Nous nous arrêtâmes le lendemain pendant quelques heures à l’île de Björkholmen, espèce d’oasis au milieu du lac sauvage de Skalka. Cette île produit assez de blé pour permettre aux deux familles qui la possèdent d’en vendre à leurs voisins. Le pain est ici un objet de luxe ; aussi est-il le plus souvent remplacé par la viande de renne fumée ou par le poisson séché au soleil. Un des paysans propriétaires de l’île nous fit visiter avec fierté ses vingt-quatre arpents de terrain ensemencé ; sa moisson promettait d’être abondante. C’était un homme intelligent. Il profita de notre halte chez lui pour se mettre au fait des événements survenus en Europe depuis la visite des derniers touristes qui, l’année dernière, étaient descendus dans son île. Nos victoires de Crimée parurent lui faire le plus grand plaisir ; seulement il avait peine à comprendre qu’on eût laissé à la Russie tout son territoire.

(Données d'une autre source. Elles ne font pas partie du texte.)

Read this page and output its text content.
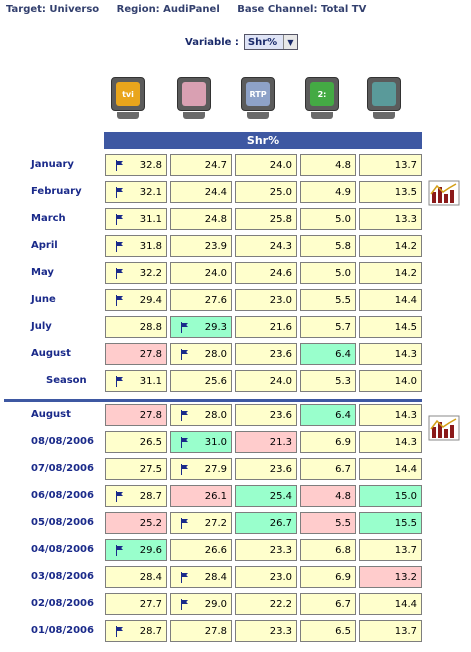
Target: Universo Region: AudiPanel Base Channel: Total TV
Variable : Shr%	▼
tvi	RTP	2:
Shr%
January	32.8	24.7	24.0	4.8	13.7
February	32.1	24.4	25.0	4.9	13.5
March	31.1	24.8	25.8	5.0	13.3
April	31.8	23.9	24.3	5.8	14.2
May	32.2	24.0	24.6	5.0	14.2
June	29.4	27.6	23.0	5.5	14.4
July	28.8	29.3	21.6	5.7	14.5
August	27.8	28.0	23.6	6.4	14.3
Season	31.1	25.6	24.0	5.3	14.0
August	27.8	28.0	23.6	6.4	14.3
08/08/2006	26.5	31.0	21.3	6.9	14.3
07/08/2006	27.5	27.9	23.6	6.7	14.4
06/08/2006	28.7	26.1	25.4	4.8	15.0
05/08/2006	25.2	27.2	26.7	5.5	15.5
04/08/2006	29.6	26.6	23.3	6.8	13.7
03/08/2006	28.4	28.4	23.0	6.9	13.2
02/08/2006	27.7	29.0	22.2	6.7	14.4
01/08/2006	28.7	27.8	23.3	6.5	13.7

Les journaux sont ici chose inconnue, et on n’y connaît pas encore l’avantage de la poste aux lettres ; de temps en temps on apporte quelques vieux journaux à Jockmock, et quand, à la foire d’hiver, les Lapons viennent des alentours, ils ne laissent à leur pasteur ni trêve ni repos tant qu’il ne leur a pas raconté tous les incidents remarquables arrivés depuis l’année précédente, non-seulement dans le pays, mais dans le reste du monde. Durant leur séjour à la foire, ils font enregistrer sur le livré d’église les décès de l’année ; ils font aussi baptiser les enfants ; puis ils s’informent avec grande curiosité de l’âge qu’ils ont eux-mêmes, car c’est un détail que chacun d’eux a l’habitude d’oublier au bout de deux ou trois mois. Le bon prêtre passe des journées entières à feuilleter son registre pour leur rappeler l’année de leur naissance ou de leur mariage. Son presbytère est alors rempli, de la cave au grenier, d’une nuée de Lapons ; les plus généreux lui offrent un jambon de renne en arrivant. Après leur départ, toute la famille du pasteur est occupée, pendant quinze jours, du matin au soir, à purifier la maison des traces du séjour de ces demi-sauvages dont la malpropreté est au-dessus de toute description.

Le lac de Skalka.

À partir de Björkholmen, le pays devient plus pittoresque ; les montagnes ont des formes alpestres et varient continuellement d’aspect. Jusqu’à Quockjock, le voyage est des plus intéressants.

Nous avons traversé Granudden. Il a fallu naviguer et marcher toute la nuit. À quatre heures du matin nous sommes arrivés au hameau de Njawivi.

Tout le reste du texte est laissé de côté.